T0550


Stubborn Stuff: Layered Temporalities of Pollution  
Convenors:
Paulina Kolata (Harvard University)
Aike Rots (University of Oslo)
Send message to Convenors
Discussant:
Saskia Abrahms-Kavunenko (Kyoto University)
Format:
Panel
Section:
Interdisciplinary Section: Environmental Humanities

Short Abstract

The panel examines how pollution takes shape and endures at ritual, domestic, and post-industrial sites in Japan and how it affects human and nonhuman lifeworlds, ecologies, and care practices over longer periods of time.

Long Abstract

This panel explores how pollution shapes environmental pasts, presents, and futures in Japan. Examining sites of ritual practice, domestic life, and post-industrial landscapes, the papers trace how waste and toxicity endure within infrastructures, ecologies, and bodies, where they continue to shape human and nonhuman life over time. Combining insights from anthropology, history, and the environmental humanities, the panel highlights how people navigate daily encounters with pollution in contemporary Japan. It approaches pollution not as a temporary event but as an ongoing condition that demands constant negotiation through practices of habitation, ritual care, and environmental governance. In the process, new practices of containment and care emerge that reflect contested notions of responsibility, value, and harm.
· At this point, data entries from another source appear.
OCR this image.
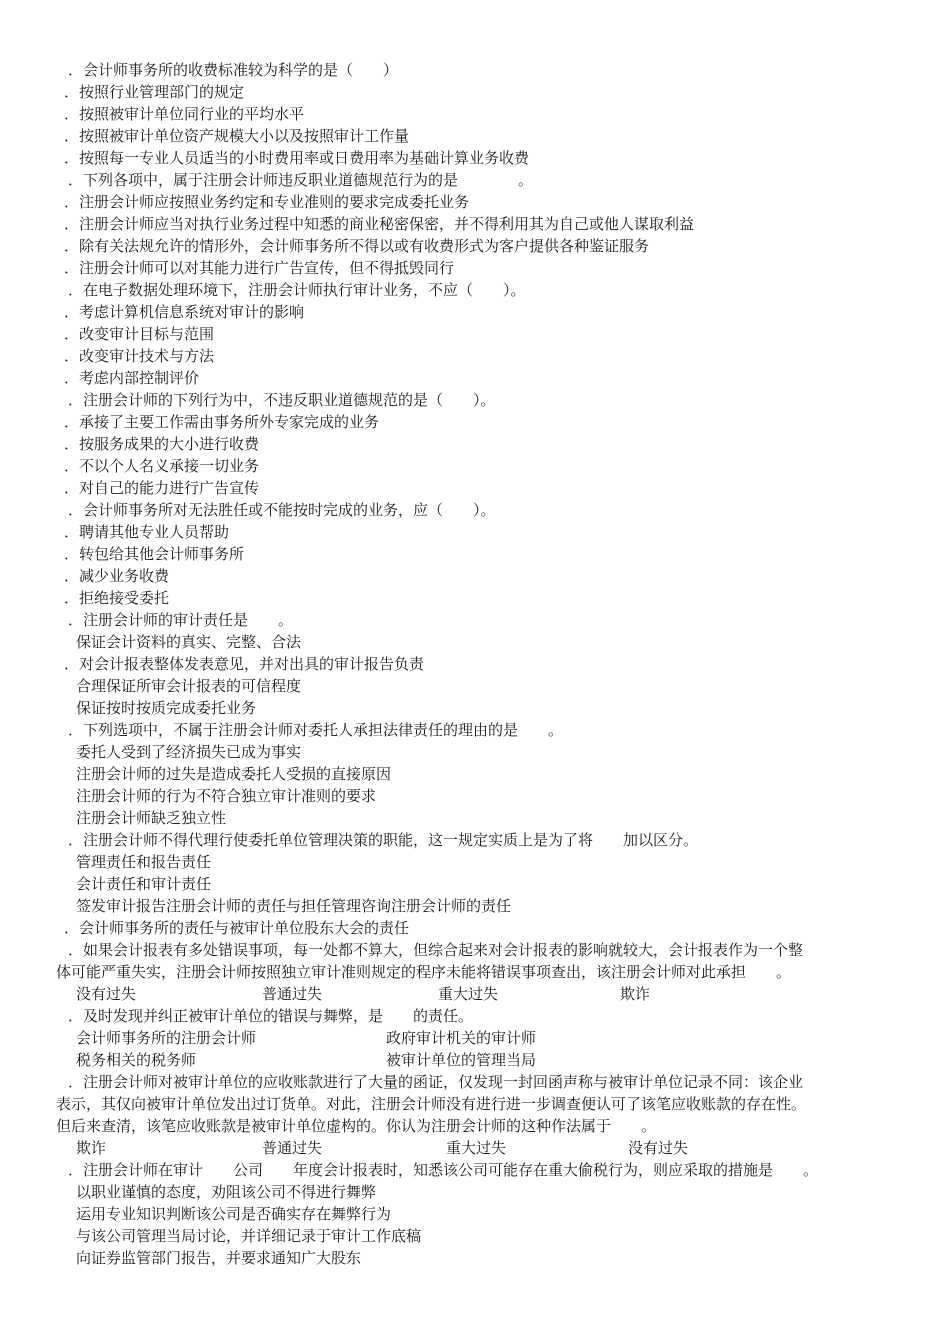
．会计师事务所的收费标准较为科学的是（　　）

．按照行业管理部门的规定

．按照被审计单位同行业的平均水平

．按照被审计单位资产规模大小以及按照审计工作量

．按照每一专业人员适当的小时费用率或日费用率为基础计算业务收费

．下列各项中，属于注册会计师违反职业道德规范行为的是　　　　。

．注册会计师应按照业务约定和专业准则的要求完成委托业务

．注册会计师应当对执行业务过程中知悉的商业秘密保密，并不得利用其为自己或他人谋取利益

．除有关法规允许的情形外，会计师事务所不得以或有收费形式为客户提供各种鉴证服务

．注册会计师可以对其能力进行广告宣传，但不得抵毁同行

．在电子数据处理环境下，注册会计师执行审计业务，不应（　　）。

．考虑计算机信息系统对审计的影响

．改变审计目标与范围

．改变审计技术与方法

．考虑内部控制评价

．注册会计师的下列行为中，不违反职业道德规范的是（　　）。

．承接了主要工作需由事务所外专家完成的业务

．按服务成果的大小进行收费

．不以个人名义承接一切业务

．对自己的能力进行广告宣传

．会计师事务所对无法胜任或不能按时完成的业务，应（　　）。

．聘请其他专业人员帮助

．转包给其他会计师事务所

．减少业务收费

．拒绝接受委托

．注册会计师的审计责任是　　。

保证会计资料的真实、完整、合法

．对会计报表整体发表意见，并对出具的审计报告负责

合理保证所审会计报表的可信程度

保证按时按质完成委托业务

．下列选项中，不属于注册会计师对委托人承担法律责任的理由的是　　。

委托人受到了经济损失已成为事实

注册会计师的过失是造成委托人受损的直接原因

注册会计师的行为不符合独立审计准则的要求

注册会计师缺乏独立性

．注册会计师不得代理行使委托单位管理决策的职能，这一规定实质上是为了将　　加以区分。

管理责任和报告责任

会计责任和审计责任

签发审计报告注册会计师的责任与担任管理咨询注册会计师的责任

．会计师事务所的责任与被审计单位股东大会的责任

．如果会计报表有多处错误事项，每一处都不算大，但综合起来对会计报表的影响就较大，会计报表作为一个整

体可能严重失实，注册会计师按照独立审计准则规定的程序未能将错误事项查出，该注册会计师对此承担　　。

没有过失	普通过失	重大过失	欺诈

．及时发现并纠正被审计单位的错误与舞弊，是　　的责任。

会计师事务所的注册会计师	政府审计机关的审计师
税务相关的税务师	被审计单位的管理当局

．注册会计师对被审计单位的应收账款进行了大量的函证，仅发现一封回函声称与被审计单位记录不同：该企业

表示，其仅向被审计单位发出过订货单。对此，注册会计师没有进行进一步调查便认可了该笔应收账款的存在性。

但后来查清，该笔应收账款是被审计单位虚构的。你认为注册会计师的这种作法属于　　。

欺诈	普通过失	重大过失	没有过失

．注册会计师在审计　　公司　　年度会计报表时，知悉该公司可能存在重大偷税行为，则应采取的措施是　　。

以职业谨慎的态度，劝阻该公司不得进行舞弊

运用专业知识判断该公司是否确实存在舞弊行为

与该公司管理当局讨论，并详细记录于审计工作底稿

向证券监管部门报告，并要求通知广大股东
The three papers reveal how Japan’s environmental present is experienced as both constrained by the stubborn accumulations of the past and oriented toward uncertain ecological futures. Presenter 1 examines the afterlives of industrial pollution in Minamata, tracing how histories of corporate violence and environmental toxicity are alternately concealed, curated, and confronted. Contrasting the state-sponsored eco-park and the citizen-led Minamata Disease Museum, the paper shows how museum exhibits, physical nature-making, and ritual innovations produce competing accounts of past responsibility and present-day recovery. Presenter 2 turns to domestic interiors to explore how pollution unfolds as a slow, lived condition in hoarding cases shaped by mould, vermin, and chemical agents. The paper examines how accumulated objects reshape indoor ecologies through the interaction of architectural forms, seasonal rhythms, and human routines, producing toxic domestic environments that render pollution difficult to perceive and contain. Presenter 3 examines how concerns over anticipatory pollution and contamination reshape ritual ecologies in temple-run ossuaries where food offerings for the dead persist beyond ritual moments. The paper shows how decay, pollution risk, and waste regulation reorganize ritual care, reconfiguring how relations with the dead are materially enacted and managed amid tensions between ritual cycles and material temporalities. The panel’s discussant, whose work on plastics foregrounds durability, toxicity, and the relationality of petrochemical matter, will situate these cases within broader academic debates and offer some transnational perspectives.